Certain molecules in biological fluids like blood and urine can be indicators of disease, especially if they become more prevalent. However, in the early stages of disease these ‘biomarkers’ are rare and can be difficult to detect.
It is a simple way to detect molecules much smaller than the size of the nanopore without loss of signal to noise.
Professor Joshua Edel
However, they are difficult to separate from the background of so many other biological molecules in fluids. Now, researchers from the Department of Chemistry at Imperial have invented a system that can identify and measure individual biomarkers in human serum (fluid from blood) and urine.
Detecting important biomarkers in lower concentrations will allow patients to be treated earlier for diseases including some cancers and neurological disorders, which could increase the survival rate.
Their system, published this month in Nature Communications, tags biomarkers of interest and detects them with a nanopore – a hole a few billionths of a meter across that measures the change in electrical current as a molecule passes through.
Overcoming false positives
Previously, the team have used nanopores to detect biomarkers such as small DNA strands and single proteins. However, they have faced problems when the biomarkers are much smaller than the nanopore, meaning they may still be missed by the system.
This is particularly true when there are a lot of other small molecules that are not useful to detect, meaning the ‘noise’ outweighs the ‘signal’.
To overcome this, they created DNA carriers – special strands of DNA with sections designed to detect biomarkers of interest.
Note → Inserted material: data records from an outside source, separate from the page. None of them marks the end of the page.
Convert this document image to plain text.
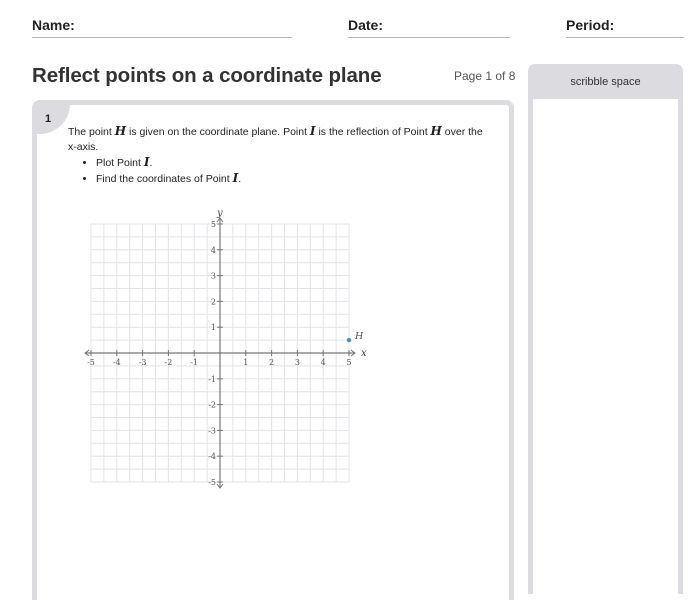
Name:	Date:	Period:
Reflect points on a coordinate plane	Page 1 of 8
1
The point H is given on the coordinate plane. Point I is the reflection of Point H over the x-axis.
• Plot Point I.
• Find the coordinates of Point I.
-5 -4 -3 -2 -1	1	2	3	4	5
-5
-4
-3
-2
-1
1
2
3
4
5
x
y
H
scribble space
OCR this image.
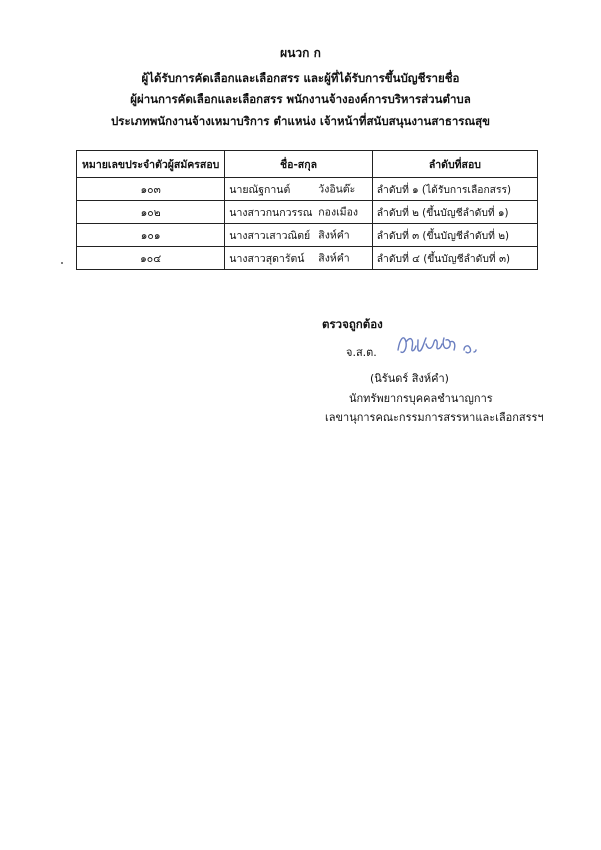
ผนวก ก
ผู้ได้รับการคัดเลือกและเลือกสรร และผู้ที่ได้รับการขึ้นบัญชีรายชื่อ
ผู้ผ่านการคัดเลือกและเลือกสรร พนักงานจ้างองค์การบริหารส่วนตำบล
ประเภทพนักงานจ้างเหมาบริการ ตำแหน่ง เจ้าหน้าที่สนับสนุนงานสาธารณสุข
หมายเลขประจำตัวผู้สมัครสอบ	ชื่อ-สกุล	ลำดับที่สอบ
๑๐๓	นายณัฐกานต์ วังอินต๊ะ	ลำดับที่ ๑ (ได้รับการเลือกสรร)
๑๐๒	นางสาวกนกวรรณ กองเมือง	ลำดับที่ ๒ (ขึ้นบัญชีลำดับที่ ๑)
๑๐๑	นางสาวเสาวณิตย์ สิงห์คำ	ลำดับที่ ๓ (ขึ้นบัญชีลำดับที่ ๒)
๑๐๔	นางสาวสุดารัตน์ สิงห์คำ	ลำดับที่ ๔ (ขึ้นบัญชีลำดับที่ ๓)
ตรวจถูกต้อง
จ.ส.ต.
(นิรันดร์ สิงห์คำ)
นักทรัพยากรบุคคลชำนาญการ
เลขานุการคณะกรรมการสรรหาและเลือกสรรฯ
Once these carriers find a biomarker they bind with it, allowing it to be more easily detected by the nanopore.
However, the DNA carriers would sometimes spontaneously ‘knot’, twisting themselves so it appeared they were attached to a biomarker. This could create ‘false positives’ – detections of biomarkers that weren’t really there.
Finding the signal in the noise
Now, they have improved the DNA carrier system by pairing it with fluorescence detection. When the DNA carrier binds with a biomarker it releases a burst of light, which tells the system that a biomarker is attached. It then passes through the nanopore, where the biomarker is read using its electrical signal.
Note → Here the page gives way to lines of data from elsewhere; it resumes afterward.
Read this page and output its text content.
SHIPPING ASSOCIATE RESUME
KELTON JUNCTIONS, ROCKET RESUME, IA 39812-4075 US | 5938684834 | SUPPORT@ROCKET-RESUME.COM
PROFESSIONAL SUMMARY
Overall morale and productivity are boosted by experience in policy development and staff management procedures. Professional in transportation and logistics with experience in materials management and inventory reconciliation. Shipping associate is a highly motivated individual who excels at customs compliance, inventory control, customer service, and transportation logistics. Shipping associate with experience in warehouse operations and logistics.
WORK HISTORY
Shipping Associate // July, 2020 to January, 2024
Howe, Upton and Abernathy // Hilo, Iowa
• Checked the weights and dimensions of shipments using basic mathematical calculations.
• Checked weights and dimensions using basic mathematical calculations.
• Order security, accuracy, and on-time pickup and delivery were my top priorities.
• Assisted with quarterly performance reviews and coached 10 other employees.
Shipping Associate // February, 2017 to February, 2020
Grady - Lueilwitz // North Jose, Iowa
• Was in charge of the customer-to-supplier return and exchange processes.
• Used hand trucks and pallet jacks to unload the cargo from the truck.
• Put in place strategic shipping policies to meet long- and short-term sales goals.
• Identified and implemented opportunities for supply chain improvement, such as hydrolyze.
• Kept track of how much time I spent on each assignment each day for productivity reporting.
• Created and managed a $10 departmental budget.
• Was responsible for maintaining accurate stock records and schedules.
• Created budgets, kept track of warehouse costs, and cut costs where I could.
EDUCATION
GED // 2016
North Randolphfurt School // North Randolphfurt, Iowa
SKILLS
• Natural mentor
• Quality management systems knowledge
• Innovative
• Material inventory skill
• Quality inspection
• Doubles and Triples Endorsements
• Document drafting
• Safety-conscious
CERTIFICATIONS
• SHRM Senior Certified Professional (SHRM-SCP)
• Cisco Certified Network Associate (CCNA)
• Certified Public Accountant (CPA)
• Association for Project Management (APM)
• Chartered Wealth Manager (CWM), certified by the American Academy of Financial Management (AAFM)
Co-author Professor Joshua Edel said: “We demonstrated a system that can discriminate traditionally difficult biomarkers such as single proteins directly in biological fluid by quantifying simultaneous electrical and optical detection. It is a simple way to detect molecules much smaller than the size of the nanopore without loss of signal to noise.”
“The whole project was only made possible by the unique abilities and enthusiasm of the young team members, including Shenglin Cai and Dr Jasmine Sze, who all have diverse expertise and backgrounds.”